Website Copying and Offline Browsing with HTTrack ~ Constellations

In the “Reconnaissance” portion of The Basics of Hacking and Penetration Testing, Engebretson discusses various methods of collecting data about the target of a penetration test. If stealth is one of your objectives, then you want to use as many passive (and as few active) reconnaissance methods as possible. Enter HTTrack, which allows you to make a page-by-page copy of a website that you can then browse offline.

The copied website will be identical to the real one, but will exist only on your local machine (meaning fewer opportunities to be tracked or detected). This allows you to through the website as long or as often as you want without tipping off company’s server.

You might also want to archive a site, or browse with a slow internet connection–HTTrack is good for those use cases as well.

Sounds good. How do I get HTTrack?

If you are running Kali Linux, then HTTrack comes pre-installed.

If you’re running another version of Linux, then you can type apt-get install httrack.

If you’re running another OS (Windows, Mac, etc.), you can find installation packages on the downloads page of HTTrack’s website.

Site-copying example using HTTrack

First, please read HTTrack’s guide on what to do and more importantly, what not to do, so as not to abuse bandwidth or violate copyright laws. It would be wise to only use HTTrack on websites that you have permission to do so.

You can use httrack as a one-line command (with command-line arguments), or you can work through their interactive prompt-based guide. To start, type:

httrack

You will see a message welcoming you (for help options, type httrack --help). You’ll be asked to enter a project name:

Enter project name: Blog Example

Base path is where the program will store the copied website.  Hitting return or enter will use the default location of `/root/websites/`.

Base path (return=/root/websites/): [hit return or enter a new location]

Next, you’ll need to enter the URL(s) you intend to copy.

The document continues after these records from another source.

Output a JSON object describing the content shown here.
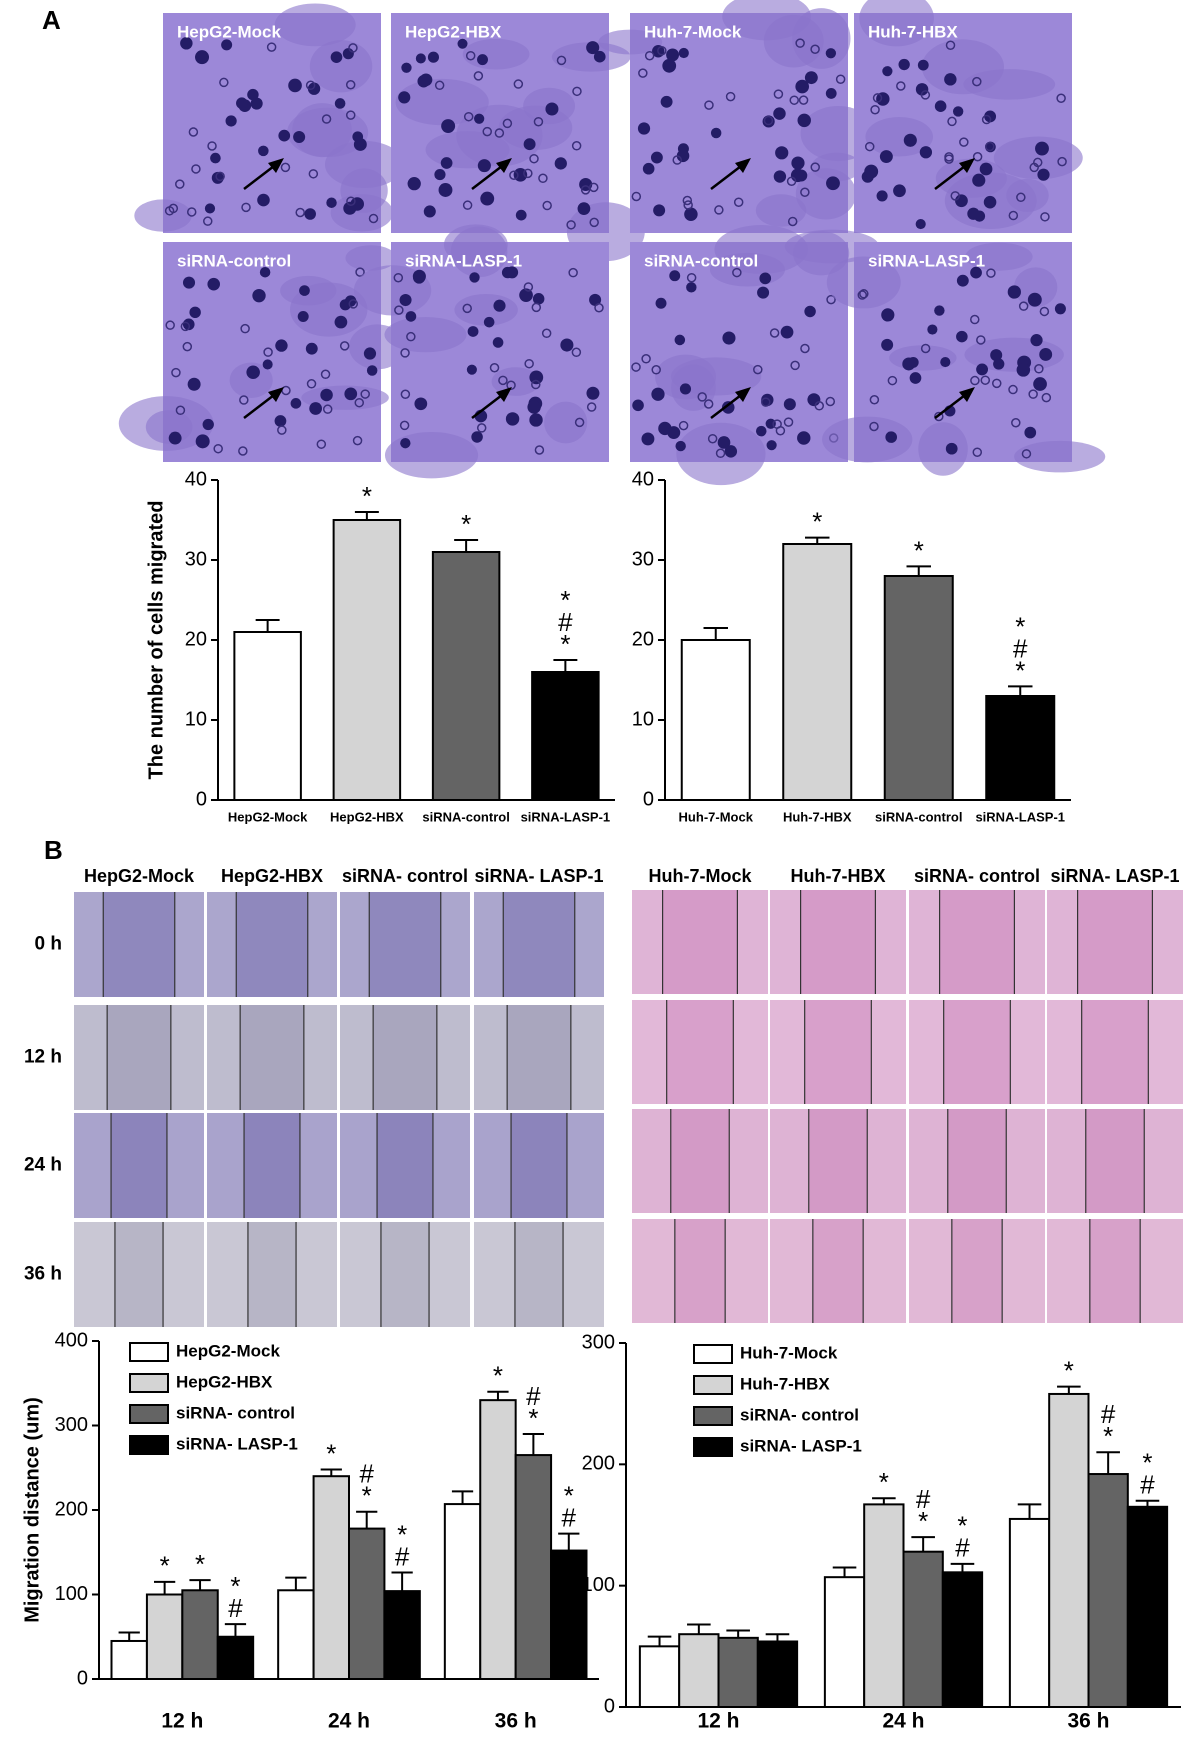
{
  "figure": {
    "panel_labels": [
      "A",
      "B"
    ],
    "panel_a_images": [
      "HepG2-Mock",
      "HepG2-HBX",
      "Huh-7-Mock",
      "Huh-7-HBX",
      "siRNA-control",
      "siRNA-LASP-1",
      "siRNA-control",
      "siRNA-LASP-1"
    ],
    "panel_b_columns": [
      "HepG2-Mock",
      "HepG2-HBX",
      "siRNA- control",
      "siRNA- LASP-1",
      "Huh-7-Mock",
      "Huh-7-HBX",
      "siRNA- control",
      "siRNA- LASP-1"
    ],
    "panel_b_rows": [
      "0 h",
      "12 h",
      "24 h",
      "36 h"
    ]
  },
  "chart_data": [
    {
      "type": "bar",
      "y_label": "The number of cells migrated",
      "categories": [
        "HepG2-Mock",
        "HepG2-HBX",
        "siRNA-control",
        "siRNA-LASP-1"
      ],
      "values": [
        21,
        35,
        31,
        16
      ],
      "errors": [
        1.5,
        1,
        1.5,
        1.5
      ],
      "colors": [
        "#ffffff",
        "#d4d4d4",
        "#646464",
        "#000000"
      ],
      "ylim": [
        0,
        40
      ],
      "yticks": [
        0,
        10,
        20,
        30,
        40
      ],
      "annotations": [
        {
          "category": 1,
          "text": [
            "*"
          ]
        },
        {
          "category": 2,
          "text": [
            "*"
          ]
        },
        {
          "category": 3,
          "text": [
            "*",
            "#",
            "*"
          ]
        }
      ]
    },
    {
      "type": "bar",
      "categories": [
        "Huh-7-Mock",
        "Huh-7-HBX",
        "siRNA-control",
        "siRNA-LASP-1"
      ],
      "values": [
        20,
        32,
        28,
        13
      ],
      "errors": [
        1.5,
        0.8,
        1.2,
        1.2
      ],
      "colors": [
        "#ffffff",
        "#d4d4d4",
        "#646464",
        "#000000"
      ],
      "ylim": [
        0,
        40
      ],
      "yticks": [
        0,
        10,
        20,
        30,
        40
      ],
      "annotations": [
        {
          "category": 1,
          "text": [
            "*"
          ]
        },
        {
          "category": 2,
          "text": [
            "*"
          ]
        },
        {
          "category": 3,
          "text": [
            "*",
            "#",
            "*"
          ]
        }
      ]
    },
    {
      "type": "bar",
      "y_label": "Migration distance (um)",
      "categories": [
        "12 h",
        "24 h",
        "36 h"
      ],
      "series": [
        {
          "name": "HepG2-Mock",
          "color": "#ffffff",
          "values": [
            45,
            105,
            207
          ],
          "errors": [
            10,
            15,
            15
          ]
        },
        {
          "name": "HepG2-HBX",
          "color": "#d4d4d4",
          "values": [
            100,
            240,
            330
          ],
          "errors": [
            15,
            8,
            10
          ]
        },
        {
          "name": "siRNA- control",
          "color": "#646464",
          "values": [
            105,
            178,
            265
          ],
          "errors": [
            12,
            20,
            25
          ]
        },
        {
          "name": "siRNA- LASP-1",
          "color": "#000000",
          "values": [
            50,
            104,
            152
          ],
          "errors": [
            15,
            22,
            20
          ]
        }
      ],
      "ylim": [
        0,
        400
      ],
      "yticks": [
        0,
        100,
        200,
        300,
        400
      ],
      "legend": "top-left",
      "annotations": [
        {
          "category": 0,
          "series": 1,
          "text": [
            "*"
          ]
        },
        {
          "category": 0,
          "series": 2,
          "text": [
            "*"
          ]
        },
        {
          "category": 0,
          "series": 3,
          "text": [
            "*",
            "#"
          ]
        },
        {
          "category": 1,
          "series": 1,
          "text": [
            "*"
          ]
        },
        {
          "category": 1,
          "series": 2,
          "text": [
            "#",
            "*"
          ]
        },
        {
          "category": 1,
          "series": 3,
          "text": [
            "*",
            "#"
          ]
        },
        {
          "category": 2,
          "series": 1,
          "text": [
            "*"
          ]
        },
        {
          "category": 2,
          "series": 2,
          "text": [
            "#",
            "*"
          ]
        },
        {
          "category": 2,
          "series": 3,
          "text": [
            "*",
            "#"
          ]
        }
      ]
    },
    {
      "type": "bar",
      "categories": [
        "12 h",
        "24 h",
        "36 h"
      ],
      "series": [
        {
          "name": "Huh-7-Mock",
          "color": "#ffffff",
          "values": [
            50,
            107,
            155
          ],
          "errors": [
            8,
            8,
            12
          ]
        },
        {
          "name": "Huh-7-HBX",
          "color": "#d4d4d4",
          "values": [
            60,
            167,
            258
          ],
          "errors": [
            8,
            5,
            6
          ]
        },
        {
          "name": "siRNA- control",
          "color": "#646464",
          "values": [
            57,
            128,
            192
          ],
          "errors": [
            6,
            12,
            18
          ]
        },
        {
          "name": "siRNA- LASP-1",
          "color": "#000000",
          "values": [
            54,
            111,
            165
          ],
          "errors": [
            6,
            7,
            5
          ]
        }
      ],
      "ylim": [
        0,
        300
      ],
      "yticks": [
        0,
        100,
        200,
        300
      ],
      "legend": "top-left",
      "annotations": [
        {
          "category": 1,
          "series": 1,
          "text": [
            "*"
          ]
        },
        {
          "category": 1,
          "series": 2,
          "text": [
            "#",
            "*"
          ]
        },
        {
          "category": 1,
          "series": 3,
          "text": [
            "*",
            "#"
          ]
        },
        {
          "category": 2,
          "series": 1,
          "text": [
            "*"
          ]
        },
        {
          "category": 2,
          "series": 2,
          "text": [
            "#",
            "*"
          ]
        },
        {
          "category": 2,
          "series": 3,
          "text": [
            "*",
            "#"
          ]
        }
      ]
    }
  ]
}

Enter URLs (separated by commas or blank spaces): https://jaimelightfoot.com

You’ll then be shown a list of Actions (not including 0, to quit):

Mirror Web Site(s)
Mirror Web Site(s) with Wizard
Just Get Files Indicated
Mirror ALL links in URLs (Multiple Mirror)
Test Links in URLs (Bookmark Test)

You will be asked for a proxy (or hit return for no proxy). From the user guide:

Many users use a proxy for many of their functions. This is a key component in many firewalls, but it is also commonly used for anonymizing access and for exploiting higher speed communications at a remote server.

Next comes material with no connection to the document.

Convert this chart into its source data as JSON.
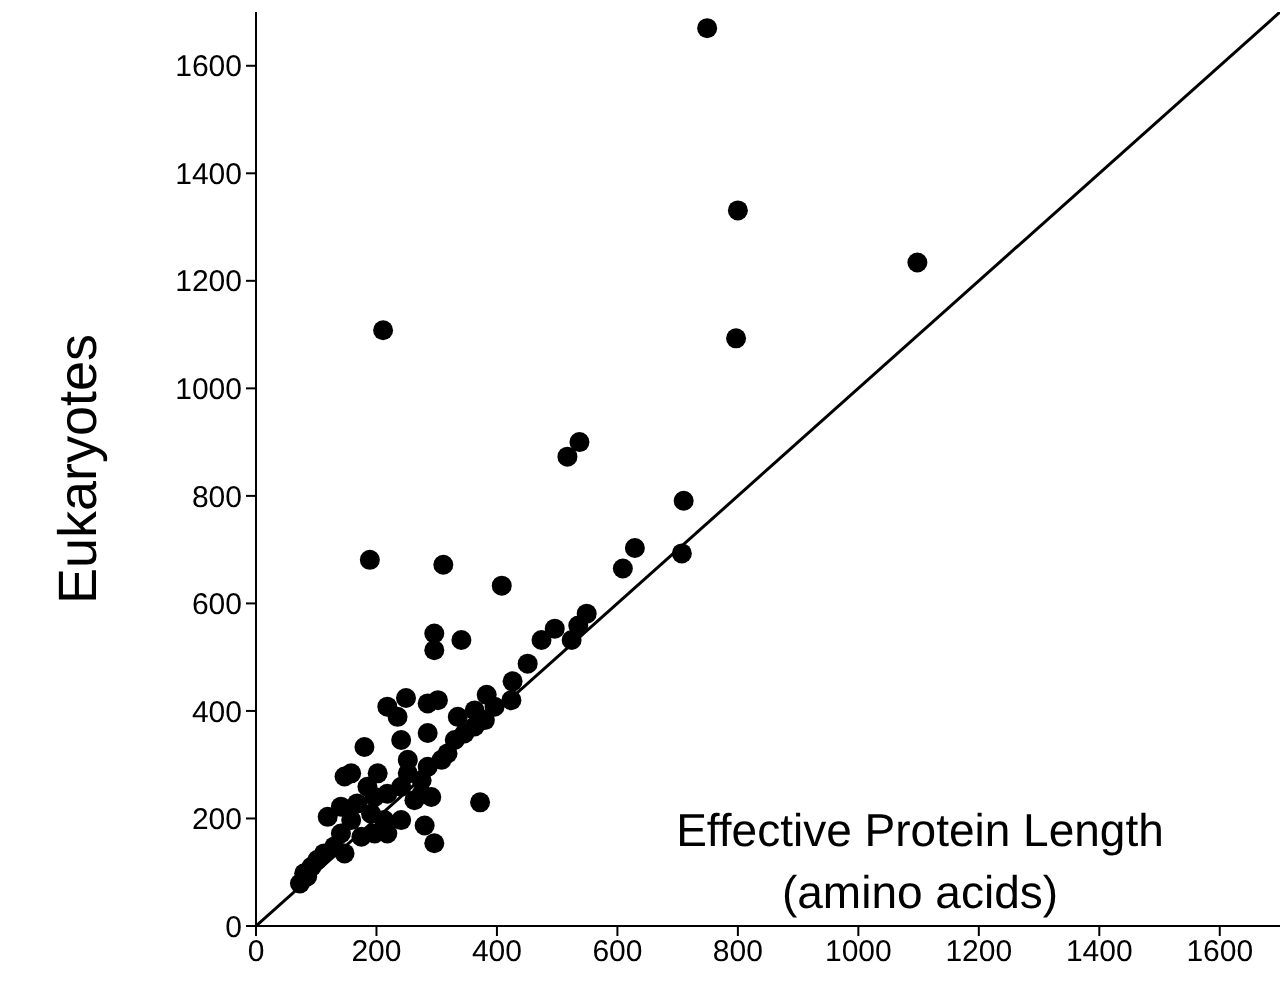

Next, you can define wildcards to filter out the type of results you want. ‘+’ is for accepting links and ‘-’ is for avoiding them.

You can define wildcards, like -*.gif +www.*.com/*.zip -*img_*.zip

Lastly, you can specify additional options. These include:

Limits options (to limit depth, transfer rate, mirror time, overall size, etc.)
Flow control (handling timeouts, number of connections, number of retries, etc.)
Links options (link parsing and URL testing)
Build options (structure type, replacing external links, etc.)
Spider options (accept cookies, follow robots.txt, keep-alive, etc.)
Browser ID (sending user-agent or default referer HTTP header fields, specify other HTTP headers)
Expert options( priority mode, more scanning options)
Guru options (“do NOT use if possible”)
Dangerous options ([all caps yelling not to use])

This will then spit out a one-line command line equivalent of what you’re asking for, and ask if you’re ready to being (Y/n). Type “Y” and it will begin the mirror.

Open up the links in a browser (firefox to launch Firefox) and browser your site. If it is not as expected, look at the hts-log.txt log in the website copy directory to debug.

A full user’s guide (man page style) can be found here.

Any gotchas?

HTTrack has a few weak spots. Other users have reported that it struggles with PHP-style links. Additionally, HTTrack’s FAQ describes some known cases that won’t work:

Flash sites – no full support
Intensive Java/Javascript sites – might be bogus/incomplete
Complex CGI with built-in redirect, and other tricks – very complicated to handle, and therefore might cause problems
Parsing problem in the HTML code (cases where the engine is fooled, for example by a false comment () detected. Rare cases, but might occur. A bug report is then generally good!

As always, be careful about what you have permission to do. Happy copying!